A more robust way might be to fit a Gaussian curve (or your own model) to a subset of the data centred around the peak — say, from a local minima on one side to a local minima on the other — and use one of the parameters of that curve (eg. sigma) to calculate the width.
I realise this is a lot of code, but I've deliberately avoided factoring out the index-finding functions to "show my working" a bit more, and of course the plotting functions are there just to demonstrate.
Hopefully this gives you at least a good starting point to come up with something more suitable to your particular set.
Late to the party, but for anyone coming across this question in the future...
Eye movement data looks very similar to this; I'd base an approach off that used by Nystrom + Holmqvist, 2010. Smooth the data using a Savitsky-Golay filter (scipy.signal.savgol_filter in scipy v0.14+) to get rid of some of the low-level noise while keeping the large peaks intact - the authors recommend using an order of 2 and a window size of about twice the width of the smallest peak you want to be able to detect.
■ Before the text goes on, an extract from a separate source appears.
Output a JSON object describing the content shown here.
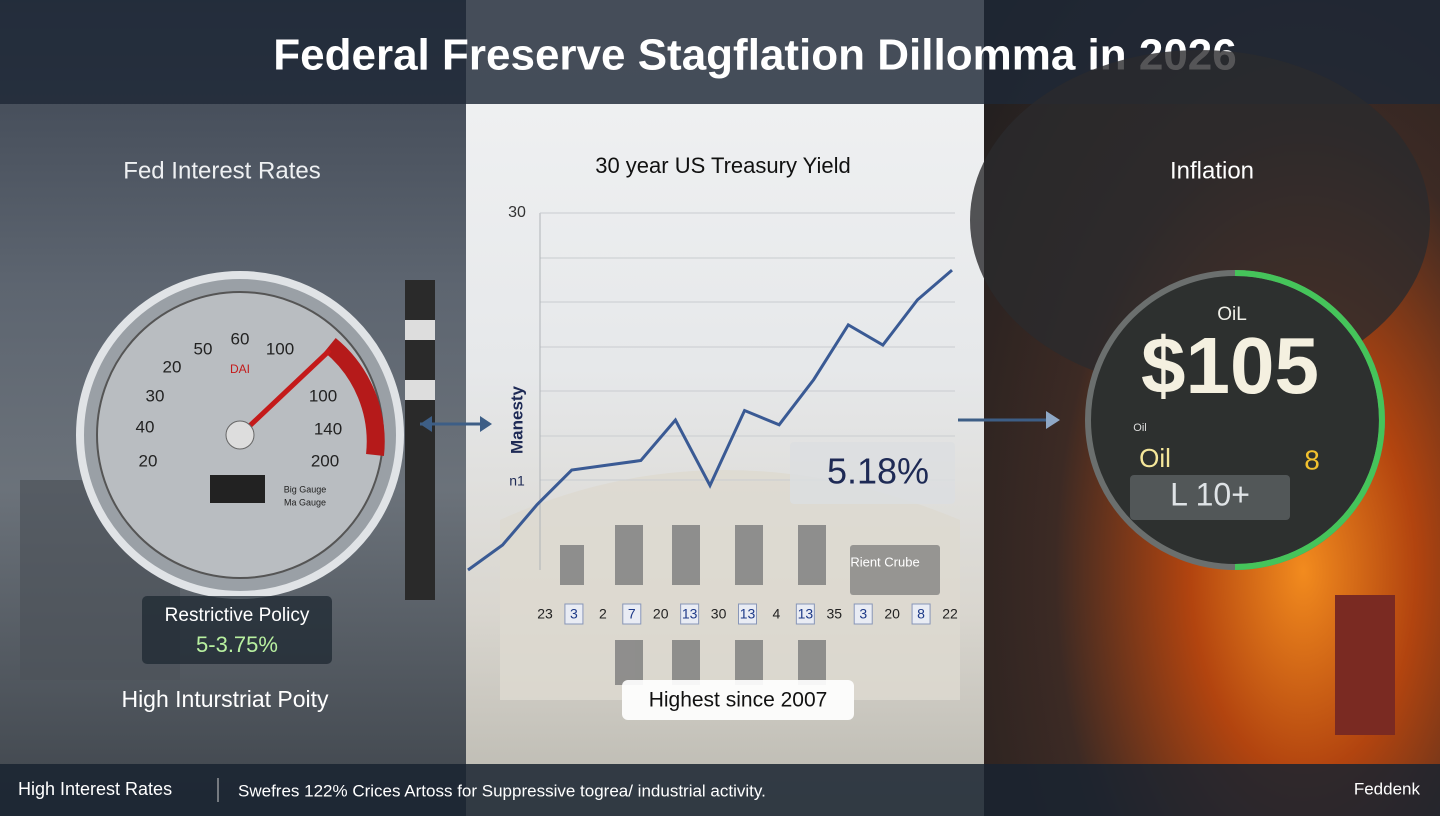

You can find where the bands are by arbitrarily removing all values above a certain y value (set them to numpy.nan). Then take the (nan)mean and (nan)standard deviation of the remainder, and remove all values greater than the mean + [parameter]*std (I think they use 6 in the paper). Iterate until you're not removing any data points - but depending on your data, certain values of [parameter] may not stabilise. Then use numpy.isnan() to find events vs non-events, and numpy.diff() to find the start and end of each event (values of -1 and 1 respectively). To get even more accurate start and end points, you can scan along the data backward from each start and forward from each end to find the nearest local minimum which has value smaller than mean + [another parameter]*std (I think they use 3 in the paper). Then you just need to count the data points between each start and end.
This won't work for that double peak; you'd have to do some extrapolation for that.
The best method might be to statistically compare a bunch of methods with human results.
You would take a large variety data and a large variety of measurement estimates (widths at various thresholds, area above various thresholds, different threshold selection methods, 2nd moments, polynomial curve fits of various degrees, pattern matching, and etc.) and compare these estimates to human measurements of the same data set. Pick the estimate method that correlates best with expert human results. Or maybe pick several methods, the best one for each of various heights, for various separations from other peaks, and etc.